You: *thinking* God help you if the next word out of your mouth is ‘exercise.’
We know there are some common traits among writers. We’re usually (but not always) shy, socially awkward, introverted, or some variation of all three. Writers also tend to be night owls, meaning we write best in the wee hours of the night. Oh, don’t get me wrong–there are dozens upon dozens of articles online about the wake-up times and habits of famous writers (Hemingway, Proust, Vonnegut, Bradbury, King, and so on).
These articles all evangelize the same suggestion–“If you want to be as successful and amazing as [insert name of famous writer here], you need to wake up early. Like, really ridiculously early. Take what your definition of early is and slide that back three hours. Seriously. It’s the only way.”
Just type in “how to become a morning person” or any variation of that into Google. Once you’ve looked at the plethora of articles dedicated to this topic, you’ll find that they all mostly have the same advice–go to bed earlier, wake up 15 minutes earlier each day, wake up at the same time every day (even weekends), put your alarm away from your bed so you have no choice but to get out of bed to turn it off, etc. We’ve all heard these before.
Here’s another article that continues the (endless) night owl vs. morning lark debate that I found this morning from Workopolis. The author suggests that even though morning larks tend to be happier, night owls have more stamina so we can work longer throughout the day (which is something I think is debatable). These articles do have a tendency to generalize and they don’t take into account people who suffer from sleep disorders like insomnia or those with chronic illnesses that feature “persistent fatigue” as one of the main symptoms.
So, what’s the issue here? Well, many writers have major resentment toward their day jobs and blame them, saying we don’t write because our day jobs are getting in the way. There’s another school of writers that says this is a misguided way of thinking, but one can’t deny that household chores, family obligations, commuting and other daily activities take up a lot of time and energy. We’re wiped out at the end of the day and writing is often the last thing we want to do.
Most day jobs demand 9am to 5pm (and that’s if you’re lucky–depending on where you work, you might not get out until 7pm, not to mention those jobs that require evenings and weekends, too). If you work a day job or have ever worked one, you know how difficult it is to write late at night and sacrifice sleep.

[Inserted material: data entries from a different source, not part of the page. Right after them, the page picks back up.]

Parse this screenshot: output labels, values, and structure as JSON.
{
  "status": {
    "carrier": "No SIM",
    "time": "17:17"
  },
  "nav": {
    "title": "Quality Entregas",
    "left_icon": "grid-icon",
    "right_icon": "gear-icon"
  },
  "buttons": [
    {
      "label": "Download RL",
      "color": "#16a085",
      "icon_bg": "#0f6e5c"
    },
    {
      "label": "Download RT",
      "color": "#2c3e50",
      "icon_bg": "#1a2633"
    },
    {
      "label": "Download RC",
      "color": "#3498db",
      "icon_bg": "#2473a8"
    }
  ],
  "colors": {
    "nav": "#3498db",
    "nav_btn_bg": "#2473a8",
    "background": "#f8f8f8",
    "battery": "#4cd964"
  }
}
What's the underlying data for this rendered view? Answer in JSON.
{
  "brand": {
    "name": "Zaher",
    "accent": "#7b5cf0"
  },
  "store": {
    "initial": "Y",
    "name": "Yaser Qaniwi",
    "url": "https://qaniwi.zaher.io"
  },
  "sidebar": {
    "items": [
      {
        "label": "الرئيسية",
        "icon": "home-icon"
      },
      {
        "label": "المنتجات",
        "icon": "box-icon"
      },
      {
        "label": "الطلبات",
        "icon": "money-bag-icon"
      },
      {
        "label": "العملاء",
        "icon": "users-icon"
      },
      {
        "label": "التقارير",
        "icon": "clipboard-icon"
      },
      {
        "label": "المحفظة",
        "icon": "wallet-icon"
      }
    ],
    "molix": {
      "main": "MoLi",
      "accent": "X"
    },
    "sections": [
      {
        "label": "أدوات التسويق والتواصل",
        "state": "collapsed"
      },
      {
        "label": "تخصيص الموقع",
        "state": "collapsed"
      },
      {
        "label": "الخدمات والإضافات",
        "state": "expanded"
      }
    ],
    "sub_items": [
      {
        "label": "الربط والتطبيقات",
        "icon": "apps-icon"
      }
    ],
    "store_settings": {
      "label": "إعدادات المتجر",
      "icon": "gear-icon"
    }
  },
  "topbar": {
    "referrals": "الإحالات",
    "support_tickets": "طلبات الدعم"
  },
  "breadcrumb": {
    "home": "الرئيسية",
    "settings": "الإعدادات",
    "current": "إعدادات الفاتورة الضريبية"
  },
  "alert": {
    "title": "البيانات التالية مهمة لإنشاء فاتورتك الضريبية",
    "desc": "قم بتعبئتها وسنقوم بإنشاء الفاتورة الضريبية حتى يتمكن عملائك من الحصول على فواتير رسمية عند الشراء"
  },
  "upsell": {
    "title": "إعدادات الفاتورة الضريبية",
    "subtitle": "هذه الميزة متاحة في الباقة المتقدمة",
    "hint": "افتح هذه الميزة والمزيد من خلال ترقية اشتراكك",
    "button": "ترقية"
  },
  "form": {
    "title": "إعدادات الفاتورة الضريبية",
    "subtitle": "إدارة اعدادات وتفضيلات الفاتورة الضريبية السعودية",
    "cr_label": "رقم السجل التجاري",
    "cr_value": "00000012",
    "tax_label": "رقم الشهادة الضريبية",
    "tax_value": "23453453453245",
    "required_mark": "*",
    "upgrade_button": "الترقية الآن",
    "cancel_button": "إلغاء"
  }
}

Morning people/larks (or “cheery jerks I want to punch” as I refer to them) tend to be more productive. The catch is that if you’re not already one of them, you can join their club, but it takes a long time for the gruelling initiation to wear off.
Many writers report a significant improvement in their writing and productivity after making the switch from night owl to lark. Others say they are fine in the morning but walk into walls by 2pm. Still others say writing at night is best, and to forget those early birds.
Me personally? I think it’s about trial and error. I want to dedicate myself to trying this and seeing if I can pull it off. I don’t think I’m going to try anything obscenely early like 5:00am (I had to wake up at that time for a database design class a few years ago and half the time I couldn’t tell what day it was let alone whether it was night or day. In the dead of winter. So, yeah, not fun.)
But there’s got to be a solution that doesn’t involve sacrificing sleep to the detriment of a writer’s physical health, not to mention our mental health (we kind of need both if we want to cobble together words that make sense).
Many articles involve the journalist him or herself doing an experiment to see if they can trick themselves into transforming from a night owl into a morning lark. Usually what happens is some variation on “It was hard at first, then I got used to it and now I’m part of the morning lark club! Yay for me!” Or some variation on how they were able to do the early rising thing at first but then they gave it up because it was too difficult to maintain.
What do you think, readers? What do you do if you’re like me and your most productive writing time is late at night but you have to be up early for a day job? If you’re an early riser, do you get more writing done? If you’re a night owl, do you find you get more done? Sound off below!